The contemporary left, in contrast, seems to take little interest in the question of the human being. It is content to criticize both elements of the Trump movement in one fell swoop without asking itself where it stands in relation to this pivotal conflict. By default, it tends to align with the right-wing progressive camp on the question of the human being, for reasons I have analyzed in depth in my essay, “The Left’s Problem with Technology.” This increasingly hegemonic view of the human being—bolstered by both right- and left-wing progressives—is not the only possible definition.
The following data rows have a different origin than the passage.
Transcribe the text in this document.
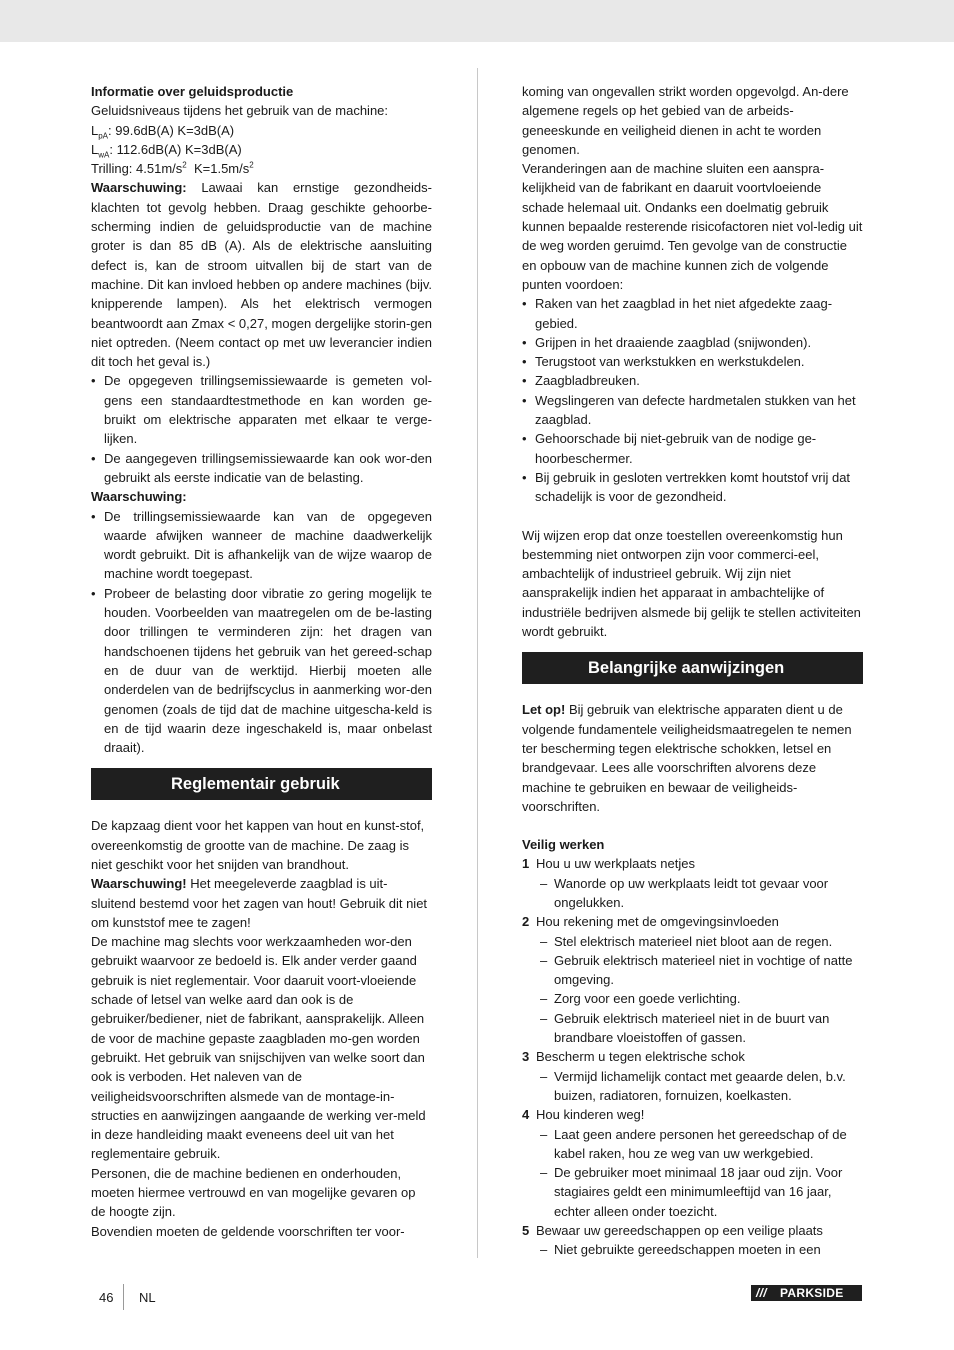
Informatie over geluidsproductie

Geluidsniveaus tijdens het gebruik van de machine:

$L_{pA}$: 99.6dB(A) K=3dB(A)

$L_{wA}$: 112.6dB(A) K=3dB(A)

Trilling: $4.51m/s^2$  $K=1.5m/s^2$

Waarschuwing: Lawaai kan ernstige gezondheids-klachten tot gevolg hebben. Draag geschikte gehoorbe-scherming indien de geluidsproductie van de machine groter is dan 85 dB (A). Als de elektrische aansluiting defect is, kan de stroom uitvallen bij de start van de machine. Dit kan invloed hebben op andere machines (bijv. knipperende lampen). Als het elektrisch vermogen beantwoordt aan Zmax < 0,27, mogen dergelijke storin-gen niet optreden. (Neem contact op met uw leverancier indien dit toch het geval is.)

• De opgegeven trillingsemissiewaarde is gemeten vol-gens een standaardtestmethode en kan worden ge-bruikt om elektrische apparaten met elkaar te verge-lijken.
• De aangegeven trillingsemissiewaarde kan ook wor-den gebruikt als eerste indicatie van de belasting.

Waarschuwing:

• De trillingsemissiewaarde kan van de opgegeven waarde afwijken wanneer de machine daadwerkelijk wordt gebruikt. Dit is afhankelijk van de wijze waarop de machine wordt toegepast.
• Probeer de belasting door vibratie zo gering mogelijk te houden. Voorbeelden van maatregelen om de be-lasting door trillingen te verminderen zijn: het dragen van handschoenen tijdens het gebruik van het gereed-schap en de duur van de werktijd. Hierbij moeten alle onderdelen van de bedrijfscyclus in aanmerking wor-den genomen (zoals de tijd dat de machine uitgescha-keld is en de tijd waarin deze ingeschakeld is, maar onbelast draait).
Reglementair gebruik

De kapzaag dient voor het kappen van hout en kunst-stof, overeenkomstig de grootte van de machine. De zaag is niet geschikt voor het snijden van brandhout.

Waarschuwing! Het meegeleverde zaagblad is uit-sluitend bestemd voor het zagen van hout! Gebruik dit niet om kunststof mee te zagen!

De machine mag slechts voor werkzaamheden wor-den gebruikt waarvoor ze bedoeld is. Elk ander verder gaand gebruik is niet reglementair. Voor daaruit voort-vloeiende schade of letsel van welke aard dan ook is de

gebruiker/bediener, niet de fabrikant, aansprakelijk. Alleen de voor de machine gepaste zaagbladen mo-gen worden gebruikt. Het gebruik van snijschijven van welke soort dan ook is verboden. Het naleven van de veiligheidsvoorschriften alsmede van de montage-in-structies en aanwijzingen aangaande de werking ver-meld in deze handleiding maakt eveneens deel uit van het reglementaire gebruik.

Personen, die de machine bedienen en onderhouden, moeten hiermee vertrouwd en van mogelijke gevaren op de hoogte zijn.

Bovendien moeten de geldende voorschriften ter voor-

koming van ongevallen strikt worden opgevolgd. An-dere algemene regels op het gebied van de arbeids-geneeskunde en veiligheid dienen in acht te worden genomen.

Veranderingen aan de machine sluiten een aanspra-kelijkheid van de fabrikant en daaruit voortvloeiende schade helemaal uit. Ondanks een doelmatig gebruik kunnen bepaalde resterende risicofactoren niet vol-ledig uit de weg worden geruimd. Ten gevolge van de constructie en opbouw van de machine kunnen zich de volgende punten voordoen:

• Raken van het zaagblad in het niet afgedekte zaag-gebied.
• Grijpen in het draaiende zaagblad (snijwonden).
• Terugstoot van werkstukken en werkstukdelen.
• Zaagbladbreuken.
• Wegslingeren van defecte hardmetalen stukken van het zaagblad.
• Gehoorschade bij niet-gebruik van de nodige ge-hoorbeschermer.
• Bij gebruik in gesloten vertrekken komt houtstof vrij dat schadelijk is voor de gezondheid.

Wij wijzen erop dat onze toestellen overeenkomstig hun bestemming niet ontworpen zijn voor commerci-eel, ambachtelijk of industrieel gebruik. Wij zijn niet aansprakelijk indien het apparaat in ambachtelijke of industriële bedrijven alsmede bij gelijk te stellen activiteiten wordt gebruikt.

Belangrijke aanwijzingen

Let op! Bij gebruik van elektrische apparaten dient u de volgende fundamentele veiligheidsmaatregelen te nemen ter bescherming tegen elektrische schokken, letsel en brandgevaar. Lees alle voorschriften alvorens deze machine te gebruiken en bewaar de veiligheids-voorschriften.

Veilig werken

1 Hou u uw werkplaats netjes
– Wanorde op uw werkplaats leidt tot gevaar voor ongelukken.
2 Hou rekening met de omgevingsinvloeden
– Stel elektrisch materieel niet bloot aan de regen.
– Gebruik elektrisch materieel niet in vochtige of natte omgeving.
– Zorg voor een goede verlichting.
– Gebruik elektrisch materieel niet in de buurt van brandbare vloeistoffen of gassen.
3 Bescherm u tegen elektrische schok
– Vermijd lichamelijk contact met geaarde delen, b.v. buizen, radiatoren, fornuizen, koelkasten.
4 Hou kinderen weg!
– Laat geen andere personen het gereedschap of de kabel raken, hou ze weg van uw werkgebied.
– De gebruiker moet minimaal 18 jaar oud zijn. Voor stagiaires geldt een minimumleeftijd van 16 jaar, echter alleen onder toezicht.
5 Bewaar uw gereedschappen op een veilige plaats
– Niet gebruikte gereedschappen moeten in een
46 NL	/// PARKSIDE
This is abundantly clear when we consider the contemporary debates on the right, but it is also evident that the historical left proposed its own alternative visions (which I discuss in the aforementioned 2022 essay).
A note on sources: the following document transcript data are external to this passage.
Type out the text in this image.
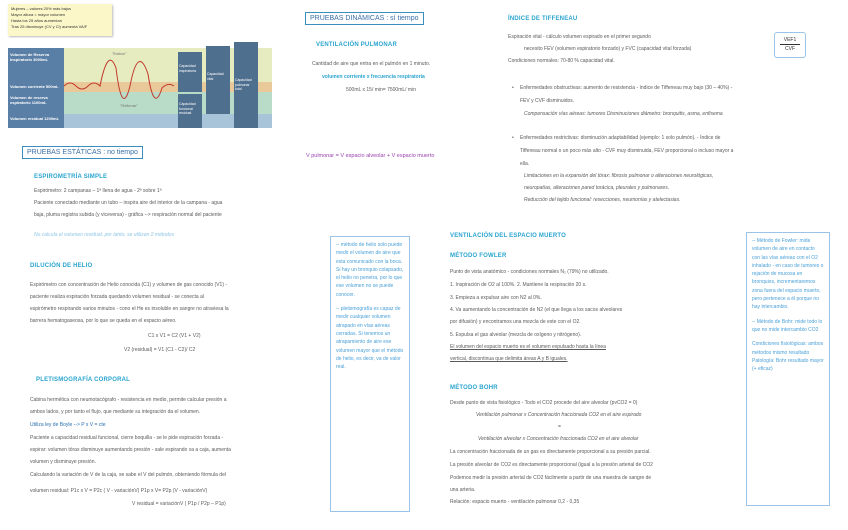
Mujeres – valores 20% más bajos
Mayor altura = mayor volumen
Hasta los 25 años aumentan
Tras 25 disminuye (CV y Cl) aumenta VA/F
Volumen de Reserva Inspiratorio 3000mL
Volumen corriente 500mL
Volumen de reserva espiratorio 1100mL
Volumen residual 1200mL
Capacidad inspiratoria
Capacidad funcional residual
Capacidad vital	Capacidad pulmonar total
"Estirar"
"Rellenar"
PRUEBAS ESTÁTICAS : no tiempo
ESPIROMETRÍA SIMPLE
Espirómetro: 2 campanas – 1ª llena de agua - 2ª sobre 1ª
Paciente conectado mediante un tubo – inspira aire del interior de la campana - agua
baja, pluma registra subida (y viceversa) - gráfica --> respiración normal del paciente
No calcula el volumen residual, por tanto, se utilizan 2 métodos
DILUCIÓN DE HELIO
Espirómetro con concentración de Helio conocida (C1) y volumen de gas conocido (V1) -
paciente realiza espiración forzada quedando volumen residual - se conecta al
espirómetro respirando varios minutos - cono el He es insoluble en sangre no atraviesa la
barrera hematogaseosa, por lo que se queda en el espacio aéreo.
C1 x V1 = C2 (V1 + V2)
V2 (residual) = V1 (C1 - C2)/ C2
PLETISMOGRAFÍA CORPORAL
Cabina hermética con neumotacógrafo - resistencia en medio, permite calcular presión a
ambos lados, y por tanto el flujo, que mediante su integración da el volumen.
Utiliza ley de Boyle --> P x V = cte
Paciente a capacidad residual funcional, cierre boquilla - se le pide espiración forzada -
espirar: volumen tórax disminuye aumentando presión - sale espirando va a caja, aumenta
volumen y disminuye presión.
Calculando la variación de V de la caja, se sabe el V del pulmón, obteniendo fórmula del
volumen residual: P1c x V = P2c ( V - variaciónV) P1p x V= P2p (V - variaciónV)
V residual = variaciónV ( P1p / P2p – P1p)

-- método de helio solo puede medir el volumen de aire que esta comunicado con la boca. Si hay un bronquio colapsado, el helio no penetra, por lo que ese volumen no se puede conocer.

-- pletismografía es capaz de medir cualquier volumen atrapado en vías aéreas cerradas. Si tenemos un atrapamiento de aire ese volumen mayor que el método de helio, es decir, va de valor real.

PRUEBAS DINÁMICAS : sí tiempo
VENTILACIÓN PULMONAR
Cantidad de aire que entra en el pulmón en 1 minuto.
volumen corriente x frecuencia respiratoria
500mL x 15/ min= 7500mL/ min
V pulmonar = V espacio alveolar + V espacio muerto
ÍNDICE DE TIFFENEAU
Espiración vital - cálculo volumen espirado en el primer segundo
necesito FEV (volumen espiratorio forzado) y FVC (capacidad vital forzada)
Condiciones normales: 70-80 % capacidad vital.
VEF1
CVF
• Enfermedades obstructivas: aumento de resistencia - índice de Tiffeneau muy bajo (30 – 40%) -
FEV y CVF disminuidos.
Compensación vías aéreas: tumores Disminuciones diámetro: bronquitis, asma, enfisema
• Enfermedades restrictivas: disminución adaptabilidad (ejemplo: 1 solo pulmón). - Índice de
Tiffeneau normal o un poco más alto - CVF muy disminuida, FEV proporcional o incluso mayor a
ella.
Limitaciones en la expansión del tórax: fibrosis pulmonar o alteraciones neurológicas,
neuropatías, alteraciones pared torácica, pleurales y pulmonares.
Reducción del tejido funcional: resecciones, neumonías y atelectasias.
VENTILACIÓN DEL ESPACIO MUERTO
MÉTODO FOWLER
Punto de vista anatómico - condiciones normales N₂ (79%) no utilizado.
1. Inspiración de O2 al 100%. 2. Mantiene la respiración 20 s.
3. Empieza a expulsar aire con N2 al 0%.
4. Va aumentando la concentración de N2 (el que llega a los sacos alveolares
por difusión) y encontramos una mezcla de este con el O2.
5. Expulsa el gas alveolar (mezcla de oxígeno y nitrógeno).
El volumen del espacio muerto es el volumen expulsado hasta la línea
vertical, discontinua que delimita áreas A y B iguales.
MÉTODO BOHR
Desde punto de vista fisiológico - Todo el CO2 procede del aire alveolar (pvCO2 = 0)
Ventilación pulmonar x Concentración fraccionada CO2 en el aire espirado
=
Ventilación alveolar x Concentración fraccionada CO2 en el aire alveolar
La concentración fraccionada de un gas es directamente proporcional a su presión parcial.
La presión alveolar de CO2 es directamente proporcional (igual a la presión arterial de CO2
Podemos medir la presión arterial de CO2 fácilmente a partir de una muestra de sangre de
una arteria.
Relación: espacio muerto - ventilación pulmonar 0,2 - 0,35

-- Método de Fowler: mide volumen de aire en contacto con las vías aéreas con el O2 inhalado - en caso de tumores o rejación de mucosa en bronquios, incrementaremos zona fuera del espacio muerto, pero pertenece a él porque no hay intercambio.

-- Método de Bohr: mide todo lo que no mide intercambio CO2

Condiciones fisiológicas: ambos métodos mismo resultado

Patología: Bohr resultado mayor (+ eficaz)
My essay this month, “Everybody Is a Star,” looks at this question from the perspective of the musical culture of the 1960s. It takes as its starting point the conception of the human being found in the work of Sly and the Family Stone. The Bay Area counterculture with which the group was associated has taken a lot of heat for producing the later excesses of the cultural left. I myself have made a version of this argument in “Ted Kaczynski and the Paradox of the Postwar Predicament.” However, this was a complicated moment and it is unfair to treat it as a whipping boy for whatever aspects of contemporary left politics one dislikes. “Everybody Is a Star” is an effort to reexamine another aspect of this moment and emphasize how relevant it is to contemporary conflicts over the definition of the human being.
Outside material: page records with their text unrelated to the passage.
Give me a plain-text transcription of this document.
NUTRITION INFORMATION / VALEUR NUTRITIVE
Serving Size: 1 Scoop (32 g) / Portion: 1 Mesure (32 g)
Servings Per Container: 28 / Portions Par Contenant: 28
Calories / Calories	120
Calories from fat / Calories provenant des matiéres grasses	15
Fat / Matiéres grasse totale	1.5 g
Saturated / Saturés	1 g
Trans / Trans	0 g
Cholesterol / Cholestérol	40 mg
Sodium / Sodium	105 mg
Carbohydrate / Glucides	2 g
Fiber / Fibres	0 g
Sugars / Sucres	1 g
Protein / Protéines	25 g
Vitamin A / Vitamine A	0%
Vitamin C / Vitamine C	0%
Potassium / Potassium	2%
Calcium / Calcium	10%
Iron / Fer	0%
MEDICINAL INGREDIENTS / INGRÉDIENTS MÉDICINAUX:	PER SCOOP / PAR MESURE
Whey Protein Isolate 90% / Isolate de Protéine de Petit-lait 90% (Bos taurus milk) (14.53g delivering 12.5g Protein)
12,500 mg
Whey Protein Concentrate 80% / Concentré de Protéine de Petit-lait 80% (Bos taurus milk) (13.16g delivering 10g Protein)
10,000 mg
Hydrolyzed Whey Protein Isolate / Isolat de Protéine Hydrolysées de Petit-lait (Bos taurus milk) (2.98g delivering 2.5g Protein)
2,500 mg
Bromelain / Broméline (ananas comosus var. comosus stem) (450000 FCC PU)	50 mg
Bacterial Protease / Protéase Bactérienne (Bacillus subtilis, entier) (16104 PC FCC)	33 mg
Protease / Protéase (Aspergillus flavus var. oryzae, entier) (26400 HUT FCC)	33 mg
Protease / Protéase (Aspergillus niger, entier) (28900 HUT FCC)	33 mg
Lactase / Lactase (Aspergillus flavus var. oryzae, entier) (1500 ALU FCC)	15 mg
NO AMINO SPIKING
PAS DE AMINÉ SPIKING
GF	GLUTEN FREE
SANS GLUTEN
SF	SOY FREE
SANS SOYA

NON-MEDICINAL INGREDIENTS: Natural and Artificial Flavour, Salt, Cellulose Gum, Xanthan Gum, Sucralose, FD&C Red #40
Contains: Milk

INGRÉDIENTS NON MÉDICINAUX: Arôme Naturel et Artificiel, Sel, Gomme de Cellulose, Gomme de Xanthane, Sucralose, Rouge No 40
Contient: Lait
For those who are interested, I address the question of the human being in a number of other essays at Handful of Earth, including “Lift Every Voice,” “Telos or Transhumanism,” and “The Truth of the Anecdote.”
Provocation
“The scientific management movement was backed by many international bankers and industrialists. In 1905, the vice president of the National City Bank of New York, Frank Vanderlip, made his way to the speaker’s podium at the National Education Association’s annual convention to say: ‘I am firmly convinced the economic success of Germany can be encompassed in a single word—schoolmaster. From the economic point of view the school system of Germany stands unparalleled.’ German schools were psychologically managed, ours must be, too. People of substance stood, they thought, on the verge of an ultimate secret. How to write upon the empty slates of empty children’s minds in the dawning era of scientific management. What they would write there was a program to make dwarf and fractional human beings, people crippled by implanted urges and habits beyond their understanding, men and women who cry out to be managed.”
—John Taylor Gatto, The Underground History of American Education
Read the John Taylor Gatto quote as if he were a contemporary advocate of wokism. There you have precisely why left is the new right.